Ma mission Gauguin aux Marquises, de Pierre Bompard, Ed des deux miroirs
Ne cherchez pas : ce livre est introuvable et l’auteur oublié depuis longtemps ! Je ne me souviens même pas où j’ai déniché ce trésor : un bouquiniste de Saint-Germain ? Une foire au livres d’Amnesty ? Mais, je l’ai dit, il s’agit pour moi d’un trésor : Pierre Bompard (1890-1962), peintre de la marine, est parti en 1958 aux Marquises avec pour mission de donner une sépulture correcte à Paul Gauguin.

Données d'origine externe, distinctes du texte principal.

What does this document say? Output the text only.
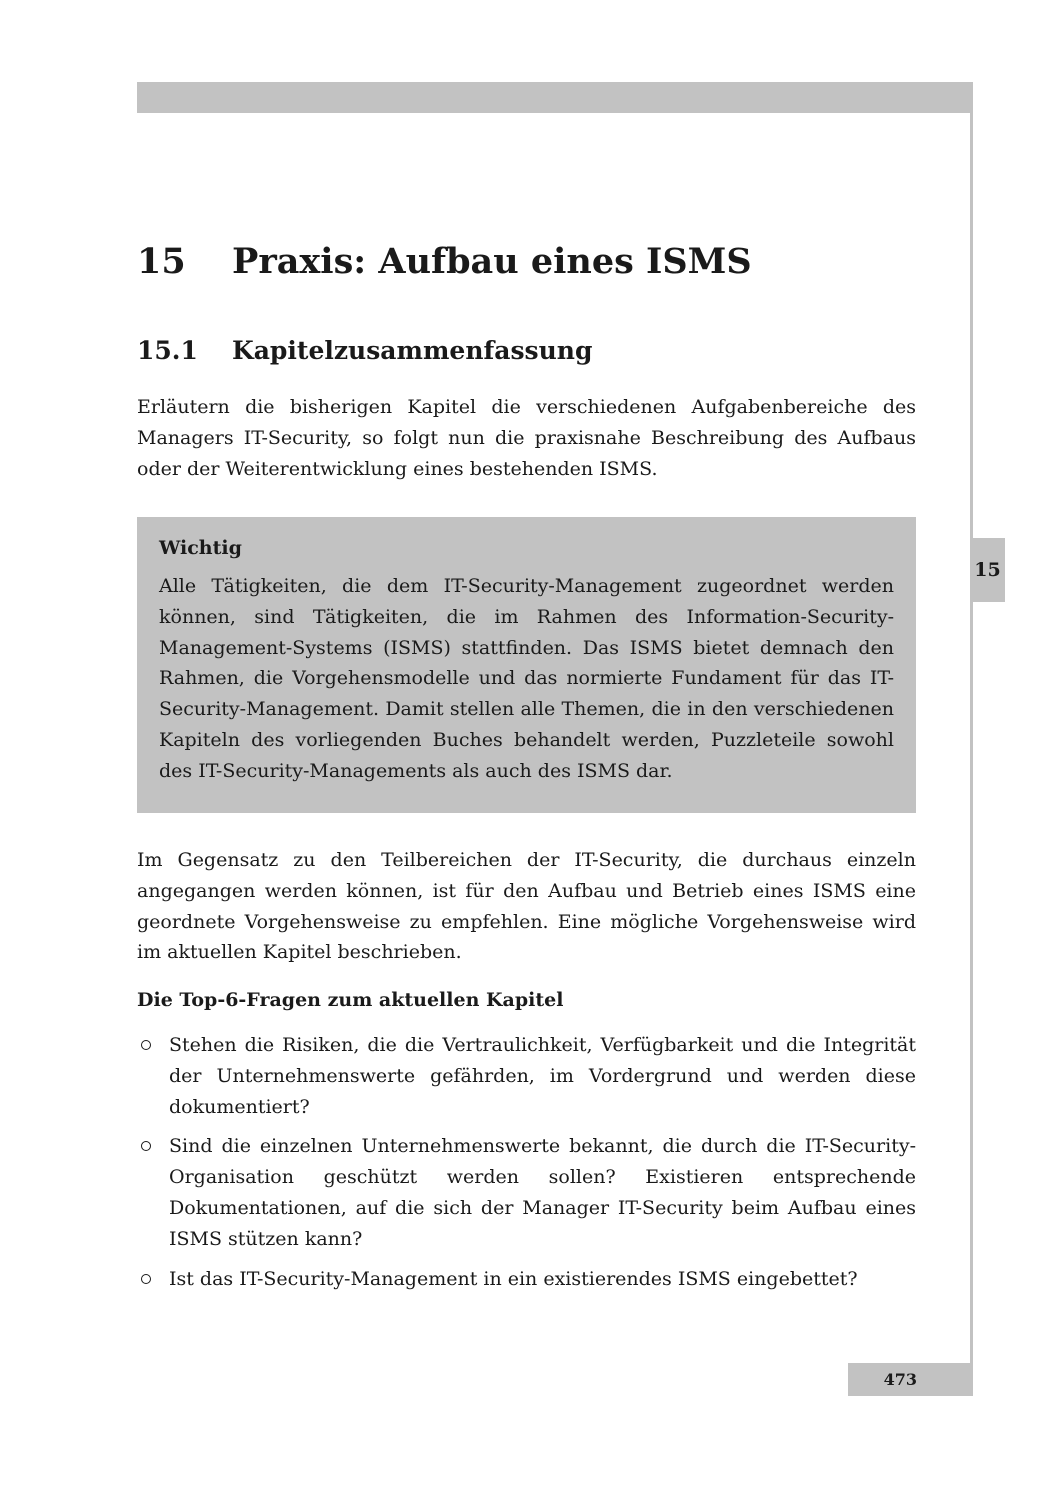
15
15 Praxis: Aufbau eines ISMS
15.1 Kapitelzusammenfassung

Erläutern die bisherigen Kapitel die verschiedenen Aufgabenbereiche des Managers IT-Security, so folgt nun die praxisnahe Beschreibung des Aufbaus oder der Weiterentwicklung eines bestehenden ISMS.

Wichtig

Alle Tätigkeiten, die dem IT-Security-Management zugeordnet werden können, sind Tätigkeiten, die im Rahmen des Information-Security-Management-Systems (ISMS) stattfinden. Das ISMS bietet demnach den Rahmen, die Vorgehensmodelle und das normierte Fundament für das IT-Security-Management. Damit stellen alle Themen, die in den verschiedenen Kapiteln des vorliegenden Buches behandelt werden, Puzzleteile sowohl des IT-Security-Managements als auch des ISMS dar.

Im Gegensatz zu den Teilbereichen der IT-Security, die durchaus einzeln angegangen werden können, ist für den Aufbau und Betrieb eines ISMS eine geordnete Vorgehensweise zu empfehlen. Eine mögliche Vorgehensweise wird im aktuellen Kapitel beschrieben.

Die Top-6-Fragen zum aktuellen Kapitel
Stehen die Risiken, die die Vertraulichkeit, Verfügbarkeit und die Integrität der Unternehmenswerte gefährden, im Vordergrund und werden diese dokumentiert?
Sind die einzelnen Unternehmenswerte bekannt, die durch die IT-Security-Organisation geschützt werden sollen? Existieren entsprechende Dokumentationen, auf die sich der Manager IT-Security beim Aufbau eines ISMS stützen kann?
Ist das IT-Security-Management in ein existierendes ISMS eingebettet?
473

La simplicité de ce récit agrémenté de photos, la découverte de cette région du bout du monde, ses habitants pittoresques, les descendants de Gauguin, le souvenir du peintre disparu en 1903 et encore présent dans les esprits cinquante-cinq ans plus tard, le travail entrepris pour rénover la tombe, c’est tout cela qui constitue la richesse de cette lecture.
L’exemplaire que j’ai est agrémenté d’une dédicace de madame Juliette Bompard, le 22 octobre 62 et qui remercie avec émotion le premier acquéreur de " l’intérêt porté aux voyages de son mari ". Pierre Bompard en effet disparut l’année de la publication de son livre.
Laissons le conclure sa vie avec la dernière phrase de son récit : " Les amarres sont enfin larguées, le gros ventre du navire s’est lentement, lentement détaché du quai, tiré, poussé par les petits remorqueurs…/…J’ai bouclé ma boucle. Je range maintenant mon coffret de souvenirs : un joli coffret en bois de rose serti de coquillages de corail et de nacre, à l’intérieur doublé de satin bleu d’outre-mer, où j’ai déposé les quatre fleurs blanches recueillies l’autre matin sur le tombeau de Gauguin ".